Watch out, Star Wars fans: the Islamic State has taken up a presence in Tatooine.
No, that's not a story from the Onion. CNN reports that the Tunisian village of Tataouine, whose name inspired that of Anakin Skywalker's home planet, has become a "way station for jihadists" crossing the border into war-torn Libya around 60 miles to the east.
The Star Wars connection: Tataouine wasn't specifically used as a filming location for any of the Star Wars movies. But StarWars.com's Sander De Lange writes that it is just a 20- to 30-minute drive from Ksar Ouled Soltane, a fortified granary that was used as a set for the slave quarters that Anakin Skywalker and his mother Shmi resided at in The Phantom Menace. It's also just a 45-minute drive from Medenine, another village which was used as part of their neighborhood.
The video below shows Ksar Ouled Soltane, which Atlas Obscura notes was built by the Berber people in the 15th century. The fortified buildings, called ghorfas, originally stored harvested grain and were designed to "remain cool during arid weather near the Sahara Desert" and protect locals against raids.
Other Star Wars sets remain abandoned throughout Tunisia, sometimes in rural locations. The iconic Lars homestead, where Luke Skywalker was raised by his Uncle Owen, and Aunt Beru, is located roughly 20 miles out of Tozeur at Chott el Jerid in the middle of a salt lake flat and was restored by fans in 2012.
The Islamic State connection: While Star Wars fans sometimes journey to the region around Tataouine to visit the various places where scenes in the franchise were filmed, the British government recently issued an advisory telling its citizens to avoid entering Tunisia thanks to a "high threat from terrorism, including kidnappings" and possible "indiscriminate" targeting of places frequented by foreigners.
While the United States has issued no such advisory, the State Department nonetheless urges visitors that "terrorism remains a significant concern" and that tourists should "maintain a high level of vigilance."

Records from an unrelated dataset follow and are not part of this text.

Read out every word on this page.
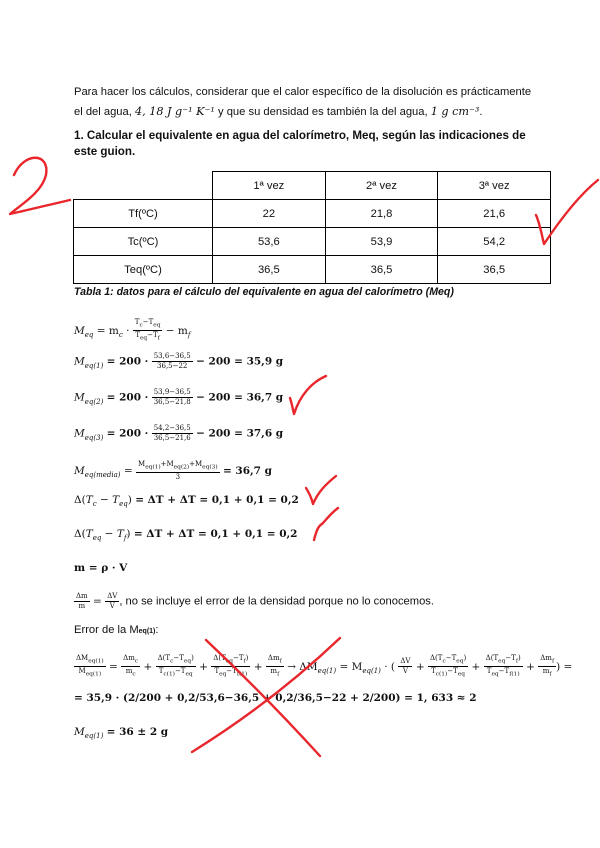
Para hacer los cálculos, considerar que el calor específico de la disolución es prácticamente
el del agua, 4, 18 J g⁻¹ K⁻¹ y que su densidad es también la del agua, 1 g cm⁻³.
1. Calcular el equivalente en agua del calorímetro, Meq, según las indicaciones de este guion.
	1ª vez	2ª vez	3ª vez
Tf(ºC)	22	21,8	21,6
Tc(ºC)	53,6	53,9	54,2
Teq(ºC)	36,5	36,5	36,5
Tabla 1: datos para el cálculo del equivalente en agua del calorímetro (Meq)
$M_{eq} = m_c \cdot \frac{T_c-T_{eq}}{T_{eq}-T_f} - m_f$
$M_{eq(1)} = 200 \cdot \frac{53,6-36,5}{36,5-22} - 200 = 35,9$ g
$M_{eq(2)} = 200 \cdot \frac{53,9-36,5}{36,5-21,8} - 200 = 36,7$ g
$M_{eq(3)} = 200 \cdot \frac{54,2-36,5}{36,5-21,6} - 200 = 37,6$ g
$M_{eq(media)} = \frac{M_{eq(1)}+M_{eq(2)}+M_{eq(3)}}{3} = 36,7$ g
$\Delta(T_c - T_{eq}) = \Delta T + \Delta T = 0,1 + 0,1 = 0,2$
$\Delta(T_{eq} - T_f) = \Delta T + \Delta T = 0,1 + 0,1 = 0,2$
m = ρ · V
$\frac{\Delta m}{m} = \frac{\Delta V}{V}$ , no se incluye el error de la densidad porque no lo conocemos.
Error de la Meq(1):
$\frac{\Delta M_{eq(1)}}{M_{eq(1)}} = \frac{\Delta m_c}{m_c} + \frac{\Delta(T_c-T_{eq})}{T_{c(1)}-T_{eq}} + \frac{\Delta(T_{eq}-T_f)}{T_{eq}-T_{f(1)}} + \frac{\Delta m_f}{m_f} \to \Delta M_{eq(1)} = M_{eq(1)}$ · ( $\frac{\Delta V}{V} + \frac{\Delta(T_c-T_{eq})}{T_{c(1)}-T_{eq}} + \frac{\Delta(T_{eq}-T_f)}{T_{eq}-T_{f(1)}} + \frac{\Delta m_f}{m_f}$ ) =
= 35,9 · (2/200 + 0,2/53,6−36,5 + 0,2/36,5−22 + 2/200) = 1, 633 ≈ 2
$M_{eq(1)} = 36 \pm 2$ g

According to CNN, three suspected Islamic State wannabes were arrested in the region near Tataouine earlier this month. They allegedly tried to cross the border to join the burgeoning Islamic State movement there, which has seized major oilfields in Libya in recent weeks. On March 18, Tunisians trained by Islamic State in Libya launched a terrorist attack on Tunisia's famous Bardo Museum that killed 23 people.

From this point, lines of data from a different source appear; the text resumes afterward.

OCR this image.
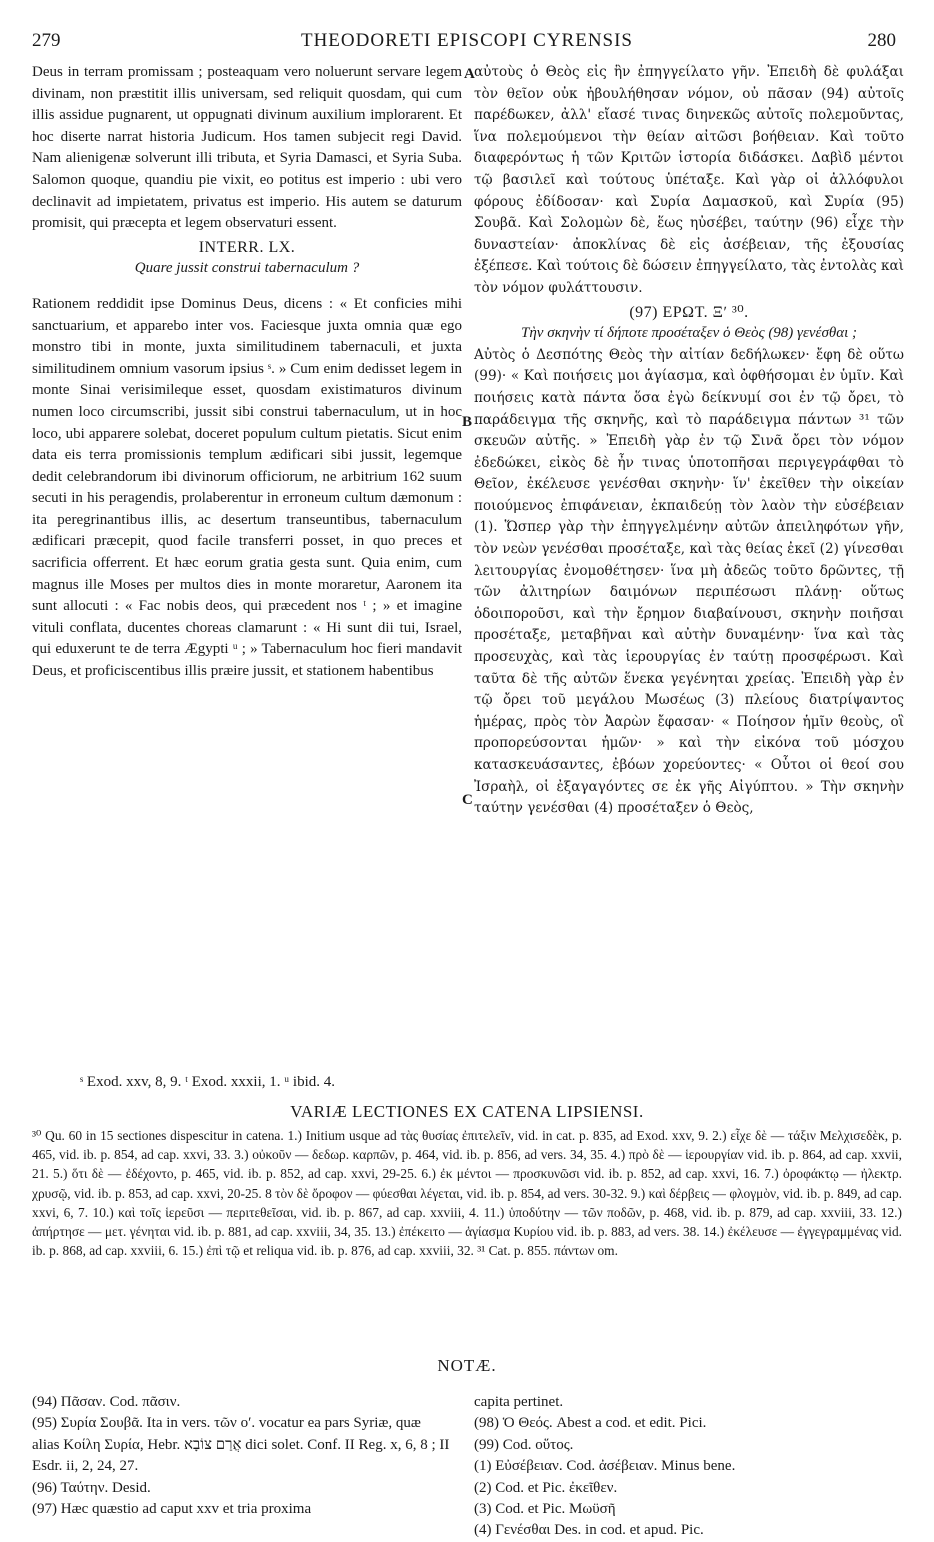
279	THEODORETI EPISCOPI CYRENSIS	280

Deus in terram promissam ; posteaquam vero noluerunt servare legem divinam, non præstitit illis universam, sed reliquit quosdam, qui cum illis assidue pugnarent, ut oppugnati divinum auxilium implorarent. Et hoc diserte narrat historia Judicum. Hos tamen subjecit regi David. Nam alienigenæ solverunt illi tributa, et Syria Damasci, et Syria Suba. Salomon quoque, quandiu pie vixit, eo potitus est imperio : ubi vero declinavit ad impietatem, privatus est imperio. His autem se daturum promisit, qui præcepta et legem observaturi essent.

INTERR. LX.
Quare jussit construi tabernaculum ?

Rationem reddidit ipse Dominus Deus, dicens : « Et conficies mihi sanctuarium, et apparebo inter vos. Faciesque juxta omnia quæ ego monstro tibi in monte, juxta similitudinem tabernaculi, et juxta similitudinem omnium vasorum ipsius ˢ. » Cum enim dedisset legem in monte Sinai verisimileque esset, quosdam existimaturos divinum numen loco circumscribi, jussit sibi construi tabernaculum, ut in hoc loco, ubi apparere solebat, doceret populum cultum pietatis. Sicut enim data eis terra promissionis templum ædificari sibi jussit, legemque dedit celebrandorum ibi divinorum officiorum, ne arbitrium 162 suum secuti in his peragendis, prolaberentur in erroneum cultum dæmonum : ita peregrinantibus illis, ac desertum transeuntibus, tabernaculum ædificari præcepit, quod facile transferri posset, in quo preces et sacrificia offerrent. Et hæc eorum gratia gesta sunt. Quia enim, cum magnus ille Moses per multos dies in monte moraretur, Aaronem ita sunt allocuti : « Fac nobis deos, qui præcedent nos ᵗ ; » et imagine vituli conflata, ducentes choreas clamarunt : « Hi sunt dii tui, Israel, qui eduxerunt te de terra Ægypti ᵘ ; » Tabernaculum hoc fieri mandavit Deus, et proficiscentibus illis præire jussit, et stationem habentibus

A
B
C

αὐτοὺς ὁ Θεὸς εἰς ἣν ἐπηγγείλατο γῆν. Ἐπειδὴ δὲ φυλάξαι τὸν θεῖον οὐκ ἠβουλήθησαν νόμον, οὐ πᾶσαν (94) αὐτοῖς παρέδωκεν, ἀλλ' εἴασέ τινας διηνεκῶς αὐτοῖς πολεμοῦντας, ἵνα πολεμούμενοι τὴν θείαν αἰτῶσι βοήθειαν. Καὶ τοῦτο διαφερόντως ἡ τῶν Κριτῶν ἱστορία διδάσκει. Δαβὶδ μέντοι τῷ βασιλεῖ καὶ τούτους ὑπέταξε. Καὶ γὰρ οἱ ἀλλόφυλοι φόρους ἐδίδοσαν· καὶ Συρία Δαμασκοῦ, καὶ Συρία (95) Σουβᾶ. Καὶ Σολομὼν δὲ, ἕως ηὐσέβει, ταύτην (96) εἶχε τὴν δυναστείαν· ἀποκλίνας δὲ εἰς ἀσέβειαν, τῆς ἐξουσίας ἐξέπεσε. Καὶ τούτοις δὲ δώσειν ἐπηγγείλατο, τὰς ἐντολὰς καὶ τὸν νόμον φυλάττουσιν.

(97) ΕΡΩΤ. Ξʹ ³⁰.
Τὴν σκηνὴν τί δήποτε προσέταξεν ὁ Θεὸς (98) γενέσθαι ;

Αὐτὸς ὁ Δεσπότης Θεὸς τὴν αἰτίαν δεδήλωκεν· ἔφη δὲ οὕτω (99)· « Καὶ ποιήσεις μοι ἁγίασμα, καὶ ὀφθήσομαι ἐν ὑμῖν. Καὶ ποιήσεις κατὰ πάντα ὅσα ἐγὼ δείκνυμί σοι ἐν τῷ ὄρει, τὸ παράδειγμα τῆς σκηνῆς, καὶ τὸ παράδειγμα πάντων ³¹ τῶν σκευῶν αὐτῆς. » Ἐπειδὴ γὰρ ἐν τῷ Σινᾶ ὄρει τὸν νόμον ἐδεδώκει, εἰκὸς δὲ ἦν τινας ὑποτοπῆσαι περιγεγράφθαι τὸ Θεῖον, ἐκέλευσε γενέσθαι σκηνὴν· ἵν' ἐκεῖθεν τὴν οἰκείαν ποιούμενος ἐπιφάνειαν, ἐκπαιδεύῃ τὸν λαὸν τὴν εὐσέβειαν (1). Ὥσπερ γὰρ τὴν ἐπηγγελμένην αὐτῶν ἀπειληφότων γῆν, τὸν νεὼν γενέσθαι προσέταξε, καὶ τὰς θείας ἐκεῖ (2) γίνεσθαι λειτουργίας ἐνομοθέτησεν· ἵνα μὴ ἀδεῶς τοῦτο δρῶντες, τῇ τῶν ἀλιτηρίων δαιμόνων περιπέσωσι πλάνῃ· οὕτως ὁδοιποροῦσι, καὶ τὴν ἔρημον διαβαίνουσι, σκηνὴν ποιῆσαι προσέταξε, μεταβῆναι καὶ αὐτὴν δυναμένην· ἵνα καὶ τὰς προσευχὰς, καὶ τὰς ἱερουργίας ἐν ταύτῃ προσφέρωσι. Καὶ ταῦτα δὲ τῆς αὐτῶν ἕνεκα γεγένηται χρείας. Ἐπειδὴ γὰρ ἐν τῷ ὄρει τοῦ μεγάλου Μωσέως (3) πλείους διατρίψαντος ἡμέρας, πρὸς τὸν Ἀαρὼν ἔφασαν· « Ποίησον ἡμῖν θεοὺς, οἳ προπορεύσονται ἡμῶν· » καὶ τὴν εἰκόνα τοῦ μόσχου κατασκευάσαντες, ἐβόων χορεύοντες· « Οὗτοι οἱ θεοί σου Ἰσραὴλ, οἱ ἐξαγαγόντες σε ἐκ γῆς Αἰγύπτου. » Τὴν σκηνὴν ταύτην γενέσθαι (4) προσέταξεν ὁ Θεὸς,

ˢ Exod. xxv, 8, 9. ᵗ Exod. xxxii, 1. ᵘ ibid. 4.
VARIÆ LECTIONES EX CATENA LIPSIENSI.
³⁰ Qu. 60 in 15 sectiones dispescitur in catena. 1.) Initium usque ad τὰς θυσίας ἐπιτελεῖν, vid. in cat. p. 835, ad Exod. xxv, 9. 2.) εἶχε δὲ — τάξιν Μελχισεδὲκ, p. 465, vid. ib. p. 854, ad cap. xxvi, 33. 3.) οὐκοῦν — δεδωρ. καρπῶν, p. 464, vid. ib. p. 856, ad vers. 34, 35. 4.) πρὸ δὲ — ἱερουργίαν vid. ib. p. 864, ad cap. xxvii, 21. 5.) ὅτι δὲ — ἐδέχοντο, p. 465, vid. ib. p. 852, ad cap. xxvi, 29-25. 6.) ἐκ μέντοι — προσκυνῶσι vid. ib. p. 852, ad cap. xxvi, 16. 7.) ὀροφάκτῳ — ἠλεκτρ. χρυσῷ, vid. ib. p. 853, ad cap. xxvi, 20-25. 8 τὸν δὲ ὄροφον — φύεσθαι λέγεται, vid. ib. p. 854, ad vers. 30-32. 9.) καὶ δέρβεις — φλογμὸν, vid. ib. p. 849, ad cap. xxvi, 6, 7. 10.) καὶ τοῖς ἱερεῦσι — περιτεθεῖσαι, vid. ib. p. 867, ad cap. xxviii, 4. 11.) ὑποδύτην — τῶν ποδῶν, p. 468, vid. ib. p. 879, ad cap. xxviii, 33. 12.) ἀπήρτησε — μετ. γένηται vid. ib. p. 881, ad cap. xxviii, 34, 35. 13.) ἐπέκειτο — ἁγίασμα Κυρίου vid. ib. p. 883, ad vers. 38. 14.) ἐκέλευσε — ἐγγεγραμμένας vid. ib. p. 868, ad cap. xxviii, 6. 15.) ἐπὶ τῷ et reliqua vid. ib. p. 876, ad cap. xxviii, 32. ³¹ Cat. p. 855. πάντων om.
NOTÆ.

(94) Πᾶσαν. Cod. πᾶσιν.

(95) Συρία Σουβᾶ. Ita in vers. τῶν οʹ. vocatur ea pars Syriæ, quæ alias Κοίλη Συρία, Hebr. אֲרַם צוֹבָא dici solet. Conf. II Reg. x, 6, 8 ; II Esdr. ii, 2, 24, 27.

(96) Ταύτην. Desid.

(97) Hæc quæstio ad caput xxv et tria proxima

capita pertinet.

(98) Ὁ Θεός. Abest a cod. et edit. Pici.

(99) Cod. οὕτος.

(1) Εὐσέβειαν. Cod. ἀσέβειαν. Minus bene.

(2) Cod. et Pic. ἐκεῖθεν.

(3) Cod. et Pic. Μωϋσῆ

(4) Γενέσθαι Des. in cod. et apud. Pic.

How bad is the situation? CNN reports that the Tunisian border with Libya, which has remained chaotic since the assassination of former leader Moammar Ghadhafi in 2011 amid a violent revolution, now has a 1.8-mile "no-go zone" with "fortified positions every couple of miles" and a much larger 12-mile buffer zone in which citizens are expected to only go with official permission. Still, it appeared that local forces lacked the manpower or equipment to adequately seal the 380-mile border.
The Tunisian government, one of the only apparently stable democratic states to emerge from the Arab Spring, has good reason to be concerned. Last year, the Washington Post reported that over 3,000 Tunisians had joined the Islamic State in Syria, while the New York Times referred to Tunisia as the single largest source of Islamic State recruits from foreign nations.The growing Islamic State enclave in Libya is a bad omen for Tunisia, since it provides a much closer venue for radically-inclined Tunisians to receive training and support than Iraq or Syria.

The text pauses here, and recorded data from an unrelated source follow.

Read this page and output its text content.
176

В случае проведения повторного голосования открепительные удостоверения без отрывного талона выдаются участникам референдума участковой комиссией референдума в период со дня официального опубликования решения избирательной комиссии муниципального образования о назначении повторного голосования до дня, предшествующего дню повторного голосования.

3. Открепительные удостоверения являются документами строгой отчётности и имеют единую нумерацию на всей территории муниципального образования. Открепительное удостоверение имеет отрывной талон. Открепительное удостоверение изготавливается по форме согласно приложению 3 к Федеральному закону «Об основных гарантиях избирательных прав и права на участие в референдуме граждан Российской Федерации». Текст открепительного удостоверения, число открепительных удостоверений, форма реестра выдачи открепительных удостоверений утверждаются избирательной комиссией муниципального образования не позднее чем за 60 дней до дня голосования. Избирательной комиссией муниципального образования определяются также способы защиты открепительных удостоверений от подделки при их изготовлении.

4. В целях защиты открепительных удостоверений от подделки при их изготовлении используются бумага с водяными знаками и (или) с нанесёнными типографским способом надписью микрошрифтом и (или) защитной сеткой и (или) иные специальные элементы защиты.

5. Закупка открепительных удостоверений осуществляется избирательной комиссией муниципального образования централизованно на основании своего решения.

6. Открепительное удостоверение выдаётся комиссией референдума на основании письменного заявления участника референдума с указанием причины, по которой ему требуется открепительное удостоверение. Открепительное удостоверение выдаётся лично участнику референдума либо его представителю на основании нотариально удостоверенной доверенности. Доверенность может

Tunisia is also vulnerable to Islamic State encroachment because of its tourism-heavy economy, which had just been on the verge of reaching its pre-revolution total of 7 million annual tourists before the Bardo Museum attack. Skittish tourists — and their money — could rapidly abandon Tunisia's many hotels and beachfronts if the country is perceived to be increasingly dangerous to visit.
With problems like these, what happens to Star Wars sets are probably the least of Tunisia's concerns. But with the security situation across the country worsening, fans of Luke Skywalker will be among the many worried onlookers hoping that Tunisia avoids the same kind of chaos that has afflicted many of its neighbors.